You have been given a difficult problem (3(c)) that requires a few reductions before becoming solvable. Parts 3(a) and 3(b) aim to show the first (and most important) of these reductions.

Part 3(a) presents a relatively standard offline problem.

Part 3(b) asks for the online variant. Here, instead of answering the queries directly as in 3(a), you will first build a structure that you can query to get the answers.

Finally 3(c) is a difficult but interesting problem. My opinion is initially 3(c) seems impossible as the problem asked appears very ad-hoc. As a first step, think about how your solution to 3(b) presents a framework to approach 3(c) with.

One takeaway I hope to impart from 3(c) is how one might attack a problem in steps, each time making the problem a bit less adhoc and a bit more manageable.

First, let’s try an offline variant of a subproblem we might be interested in.

Part 3(a): Offline Connected Components [1 mark]

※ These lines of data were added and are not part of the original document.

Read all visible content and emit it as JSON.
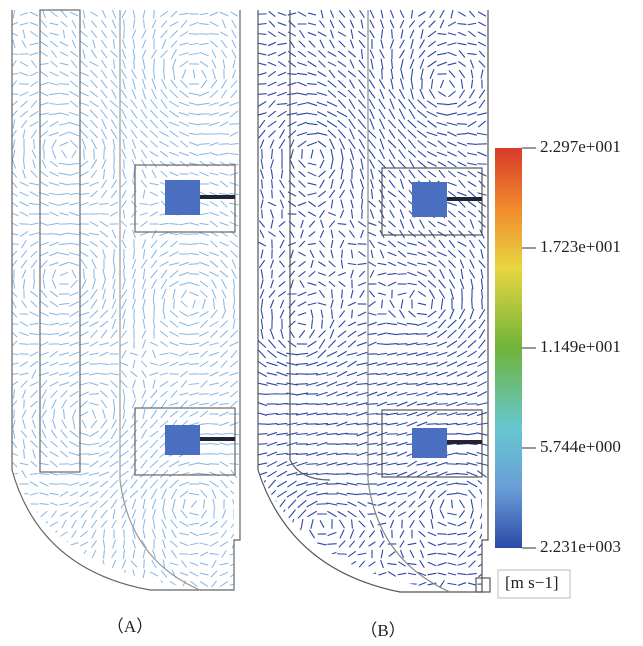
{
  "panels": [
    {
      "label": "（A）"
    },
    {
      "label": "（B）"
    }
  ],
  "colorbar": {
    "labels": [
      "2.297e+001",
      "1.723e+001",
      "1.149e+001",
      "5.744e+000",
      "2.231e+003"
    ],
    "unit": "[m s−1]"
  }
}
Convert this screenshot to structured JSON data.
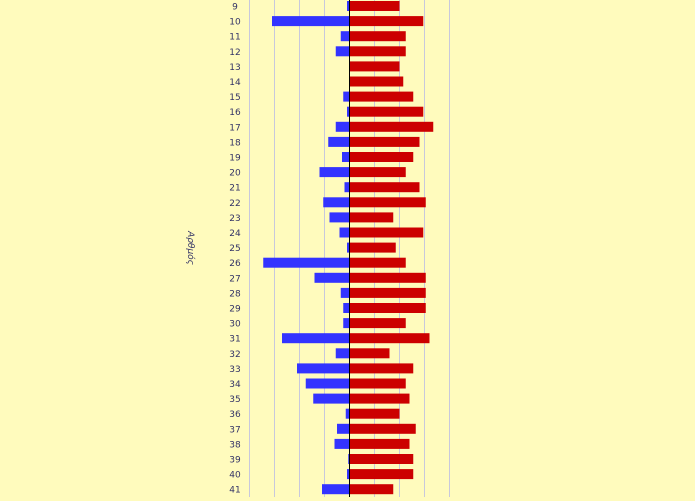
{
  "chart_data": {
    "type": "bar",
    "orientation": "horizontal",
    "diverging": true,
    "ylabel": "Αρθμός",
    "categories": [
      "9",
      "10",
      "11",
      "12",
      "13",
      "14",
      "15",
      "16",
      "17",
      "18",
      "19",
      "20",
      "21",
      "22",
      "23",
      "24",
      "25",
      "26",
      "27",
      "28",
      "29",
      "30",
      "31",
      "32",
      "33",
      "34",
      "35",
      "36",
      "37",
      "38",
      "39",
      "40",
      "41"
    ],
    "series": [
      {
        "color": "#3333ff",
        "direction": "left",
        "values": [
          0.1,
          3.1,
          0.35,
          0.55,
          0,
          0,
          0.25,
          0.1,
          0.55,
          0.85,
          0.3,
          1.2,
          0.2,
          1.05,
          0.8,
          0.4,
          0.1,
          3.45,
          1.4,
          0.35,
          0.25,
          0.25,
          2.7,
          0.55,
          2.1,
          1.75,
          1.45,
          0.15,
          0.5,
          0.6,
          0.05,
          0.1,
          1.1
        ]
      },
      {
        "color": "#cc0000",
        "direction": "right",
        "values": [
          2.0,
          2.95,
          2.25,
          2.25,
          2.0,
          2.15,
          2.55,
          2.95,
          3.35,
          2.8,
          2.55,
          2.25,
          2.8,
          3.05,
          1.75,
          2.95,
          1.85,
          2.25,
          3.05,
          3.05,
          3.05,
          2.25,
          3.2,
          1.6,
          2.55,
          2.25,
          2.4,
          2.0,
          2.65,
          2.4,
          2.55,
          2.55,
          1.75
        ]
      }
    ],
    "grid": true,
    "gridline_color": "#c8c8dc",
    "background_color": "#fffbbd",
    "axis_color": "#000000",
    "label_color": "#333366"
  }
}
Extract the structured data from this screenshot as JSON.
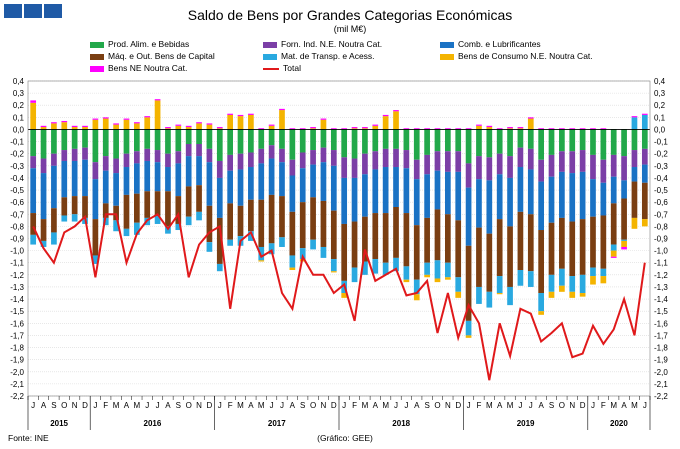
{
  "chart_data": {
    "type": "bar",
    "title": "Saldo de Bens por Grandes Categorias Económicas",
    "unit": "(mil M€)",
    "source": "Fonte: INE",
    "credit": "(Gráfico: GEE)",
    "ylim": [
      -2.2,
      0.4
    ],
    "yticks": [
      "0,4",
      "0,3",
      "0,2",
      "0,1",
      "0,0",
      "-0,1",
      "-0,2",
      "-0,3",
      "-0,4",
      "-0,5",
      "-0,6",
      "-0,7",
      "-0,8",
      "-0,9",
      "-1,0",
      "-1,1",
      "-1,2",
      "-1,3",
      "-1,4",
      "-1,5",
      "-1,6",
      "-1,7",
      "-1,8",
      "-1,9",
      "-2,0",
      "-2,1",
      "-2,2"
    ],
    "legend_columns": 3,
    "months": [
      "J",
      "A",
      "S",
      "O",
      "N",
      "D",
      "J",
      "F",
      "M",
      "A",
      "M",
      "J",
      "J",
      "A",
      "S",
      "O",
      "N",
      "D",
      "J",
      "F",
      "M",
      "A",
      "M",
      "J",
      "J",
      "A",
      "S",
      "O",
      "N",
      "D",
      "J",
      "F",
      "M",
      "A",
      "M",
      "J",
      "J",
      "A",
      "S",
      "O",
      "N",
      "D",
      "J",
      "F",
      "M",
      "A",
      "M",
      "J",
      "J",
      "A",
      "S",
      "O",
      "N",
      "D",
      "J",
      "F",
      "M",
      "A",
      "M",
      "J"
    ],
    "years": [
      {
        "label": "2015",
        "start": 0,
        "end": 5
      },
      {
        "label": "2016",
        "start": 6,
        "end": 17
      },
      {
        "label": "2017",
        "start": 18,
        "end": 29
      },
      {
        "label": "2018",
        "start": 30,
        "end": 41
      },
      {
        "label": "2019",
        "start": 42,
        "end": 53
      },
      {
        "label": "2020",
        "start": 54,
        "end": 59
      }
    ],
    "series": [
      {
        "name": "Prod. Alim. e Bebidas",
        "color": "#22a84a",
        "values": [
          -0.22,
          -0.24,
          -0.2,
          -0.17,
          -0.16,
          -0.15,
          -0.27,
          -0.22,
          -0.24,
          -0.2,
          -0.18,
          -0.16,
          -0.17,
          -0.2,
          -0.18,
          -0.12,
          -0.12,
          -0.16,
          -0.26,
          -0.21,
          -0.2,
          -0.19,
          -0.16,
          -0.13,
          -0.16,
          -0.25,
          -0.19,
          -0.17,
          -0.15,
          -0.17,
          -0.23,
          -0.24,
          -0.2,
          -0.18,
          -0.16,
          -0.16,
          -0.17,
          -0.25,
          -0.21,
          -0.18,
          -0.18,
          -0.18,
          -0.28,
          -0.22,
          -0.23,
          -0.2,
          -0.22,
          -0.15,
          -0.16,
          -0.25,
          -0.21,
          -0.18,
          -0.18,
          -0.17,
          -0.21,
          -0.25,
          -0.21,
          -0.22,
          -0.17,
          -0.16
        ]
      },
      {
        "name": "Forn. Ind. N.E. Noutra Cat.",
        "color": "#7b3fa6",
        "values": [
          -0.1,
          -0.12,
          -0.1,
          -0.09,
          -0.1,
          -0.1,
          -0.14,
          -0.12,
          -0.12,
          -0.11,
          -0.1,
          -0.1,
          -0.1,
          -0.11,
          -0.1,
          -0.1,
          -0.1,
          -0.11,
          -0.14,
          -0.13,
          -0.13,
          -0.12,
          -0.12,
          -0.11,
          -0.11,
          -0.13,
          -0.13,
          -0.12,
          -0.12,
          -0.13,
          -0.17,
          -0.16,
          -0.17,
          -0.15,
          -0.15,
          -0.15,
          -0.15,
          -0.16,
          -0.16,
          -0.16,
          -0.17,
          -0.17,
          -0.2,
          -0.19,
          -0.19,
          -0.17,
          -0.18,
          -0.16,
          -0.17,
          -0.18,
          -0.18,
          -0.17,
          -0.18,
          -0.18,
          -0.2,
          -0.19,
          -0.18,
          -0.2,
          -0.14,
          -0.13
        ]
      },
      {
        "name": "Comb. e Lubrificantes",
        "color": "#1a72c4",
        "values": [
          -0.37,
          -0.38,
          -0.35,
          -0.3,
          -0.29,
          -0.3,
          -0.33,
          -0.27,
          -0.27,
          -0.23,
          -0.25,
          -0.25,
          -0.24,
          -0.2,
          -0.27,
          -0.25,
          -0.24,
          -0.36,
          -0.33,
          -0.27,
          -0.3,
          -0.27,
          -0.3,
          -0.3,
          -0.28,
          -0.3,
          -0.28,
          -0.27,
          -0.32,
          -0.37,
          -0.38,
          -0.36,
          -0.35,
          -0.36,
          -0.38,
          -0.33,
          -0.37,
          -0.38,
          -0.36,
          -0.32,
          -0.35,
          -0.4,
          -0.48,
          -0.4,
          -0.44,
          -0.37,
          -0.4,
          -0.37,
          -0.37,
          -0.4,
          -0.38,
          -0.38,
          -0.4,
          -0.39,
          -0.31,
          -0.27,
          -0.22,
          -0.15,
          -0.12,
          -0.15
        ]
      },
      {
        "name": "Máq. e Out. Bens de Capital",
        "color": "#7a3e12",
        "values": [
          -0.18,
          -0.18,
          -0.2,
          -0.15,
          -0.15,
          -0.18,
          -0.3,
          -0.12,
          -0.12,
          -0.28,
          -0.24,
          -0.22,
          -0.2,
          -0.29,
          -0.23,
          -0.25,
          -0.22,
          -0.3,
          -0.38,
          -0.3,
          -0.25,
          -0.26,
          -0.39,
          -0.4,
          -0.34,
          -0.36,
          -0.38,
          -0.35,
          -0.38,
          -0.4,
          -0.47,
          -0.38,
          -0.37,
          -0.38,
          -0.41,
          -0.42,
          -0.44,
          -0.45,
          -0.37,
          -0.42,
          -0.4,
          -0.47,
          -0.62,
          -0.49,
          -0.48,
          -0.47,
          -0.5,
          -0.48,
          -0.47,
          -0.52,
          -0.43,
          -0.42,
          -0.45,
          -0.46,
          -0.42,
          -0.44,
          -0.34,
          -0.34,
          -0.3,
          -0.3
        ]
      },
      {
        "name": "Mat. de Transp. e Acess.",
        "color": "#29a9e0",
        "values": [
          -0.08,
          -0.05,
          -0.1,
          -0.05,
          -0.06,
          -0.05,
          -0.07,
          -0.06,
          -0.09,
          -0.06,
          -0.1,
          -0.06,
          -0.07,
          -0.06,
          -0.05,
          -0.07,
          -0.07,
          -0.08,
          -0.06,
          -0.05,
          -0.08,
          -0.08,
          -0.11,
          -0.09,
          -0.08,
          -0.1,
          -0.09,
          -0.08,
          -0.09,
          -0.1,
          -0.1,
          -0.12,
          -0.11,
          -0.12,
          -0.1,
          -0.11,
          -0.11,
          -0.12,
          -0.1,
          -0.15,
          -0.12,
          -0.12,
          -0.12,
          -0.14,
          -0.13,
          -0.14,
          -0.15,
          -0.13,
          -0.13,
          -0.15,
          -0.14,
          -0.14,
          -0.13,
          -0.15,
          -0.07,
          -0.06,
          -0.05,
          -0.01,
          0.1,
          0.12
        ]
      },
      {
        "name": "Bens de Consumo N.E. Noutra Cat.",
        "color": "#f4b400",
        "values": [
          0.22,
          0.02,
          0.05,
          0.06,
          0.02,
          0.02,
          0.08,
          0.09,
          0.04,
          0.08,
          0.05,
          0.1,
          0.24,
          0.01,
          0.03,
          0.02,
          0.05,
          0.04,
          0.01,
          0.12,
          0.11,
          0.12,
          -0.01,
          0.03,
          0.16,
          -0.02,
          -0.02,
          0.01,
          0.08,
          -0.01,
          -0.04,
          0.01,
          0.01,
          0.03,
          0.11,
          0.15,
          -0.02,
          -0.05,
          -0.02,
          -0.03,
          -0.02,
          -0.05,
          -0.02,
          0.03,
          0.02,
          -0.01,
          0.01,
          0.01,
          0.09,
          -0.03,
          -0.05,
          -0.05,
          -0.05,
          -0.03,
          -0.07,
          -0.06,
          -0.05,
          -0.05,
          -0.09,
          -0.06
        ]
      },
      {
        "name": "Bens NE Noutra Cat.",
        "color": "#ff00ff",
        "values": [
          0.02,
          0.01,
          0.01,
          0.01,
          0.01,
          0.01,
          0.01,
          0.01,
          0.01,
          0.01,
          0.01,
          0.01,
          0.01,
          0.01,
          0.01,
          0.01,
          0.01,
          0.01,
          0.01,
          0.01,
          0.01,
          0.01,
          0.01,
          0.01,
          0.01,
          0.01,
          0.01,
          0.01,
          0.01,
          0.01,
          0.01,
          0.01,
          0.01,
          0.01,
          0.01,
          0.01,
          0.01,
          0.01,
          0.01,
          0.01,
          0.01,
          0.01,
          0.01,
          0.01,
          0.01,
          0.01,
          0.01,
          0.01,
          0.01,
          0.01,
          0.01,
          0.01,
          0.01,
          0.01,
          0.01,
          0.01,
          -0.01,
          -0.02,
          0.01,
          0.01
        ]
      }
    ],
    "total": {
      "name": "Total",
      "color": "#e0191b",
      "values": [
        -0.8,
        -0.98,
        -1.1,
        -0.85,
        -0.8,
        -0.72,
        -1.22,
        -0.7,
        -0.7,
        -1.1,
        -0.86,
        -0.75,
        -0.7,
        -0.82,
        -0.7,
        -1.22,
        -0.95,
        -0.85,
        -0.8,
        -1.48,
        -0.92,
        -0.85,
        -1.05,
        -1.0,
        -1.35,
        -1.48,
        -1.05,
        -1.2,
        -1.2,
        -1.35,
        -1.28,
        -1.58,
        -0.99,
        -1.25,
        -1.2,
        -1.15,
        -1.37,
        -1.35,
        -1.25,
        -1.68,
        -1.35,
        -1.72,
        -1.45,
        -1.6,
        -2.07,
        -1.6,
        -1.87,
        -1.48,
        -1.52,
        -1.75,
        -1.68,
        -1.6,
        -1.88,
        -1.85,
        -1.62,
        -1.77,
        -1.65,
        -1.4,
        -1.7,
        -1.1
      ]
    }
  }
}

You’ve been given a schematic for the upcoming construction of GraphTown. GraphTown has V vertices and E edges. Initially, at time 0 none of the edges have been built. Each edge is undirected, connecting two cities ai bi and has a time ti at which it will be built.

Answer Q queries of, at time t how many cities could city a reach?

Queries are given offline. Aim for about O((E + Q) log V).

Part 3(b): Online Connected Components [1 mark]

Do the above online. That is the queries will be given online (you will be given the schematic of the town in advance though)

Hint: The trick will be not to persist the intermediate steps as in Part 1 but to recover the intermediate forests from the final result of Kruskal’s. Think about how to do this.

Part 3(c): Werewolf [3 marks]

Solve this problem.

Note: The above should give you some framework to approach this problem with. The problem however is still non-trivial and you will likely have to think for a while to fill in the intermediate steps. But if you have been following along with the lectures, it should be doable!

Judging environment

Problems to submit to will shortly be added to DOMJudge. I will send out a class email when they are available. Same as problem sets and contests, this assignment will be solely automarked.

Acadamic Honesty and Plagiarism

The course policy can be found here.

You should not collaborate with any student other than your partner for the assignment. In particular, sharing any code is strictly prohibited.

I am aware most of these problems have solutions readily available.

Do NOT copy code from the internet.
Do NOT look up editorials online for the problems.

I strongly encourage you to put an earnest attempt into solving these problems yourself. If you need help, your tutors can help provide hints.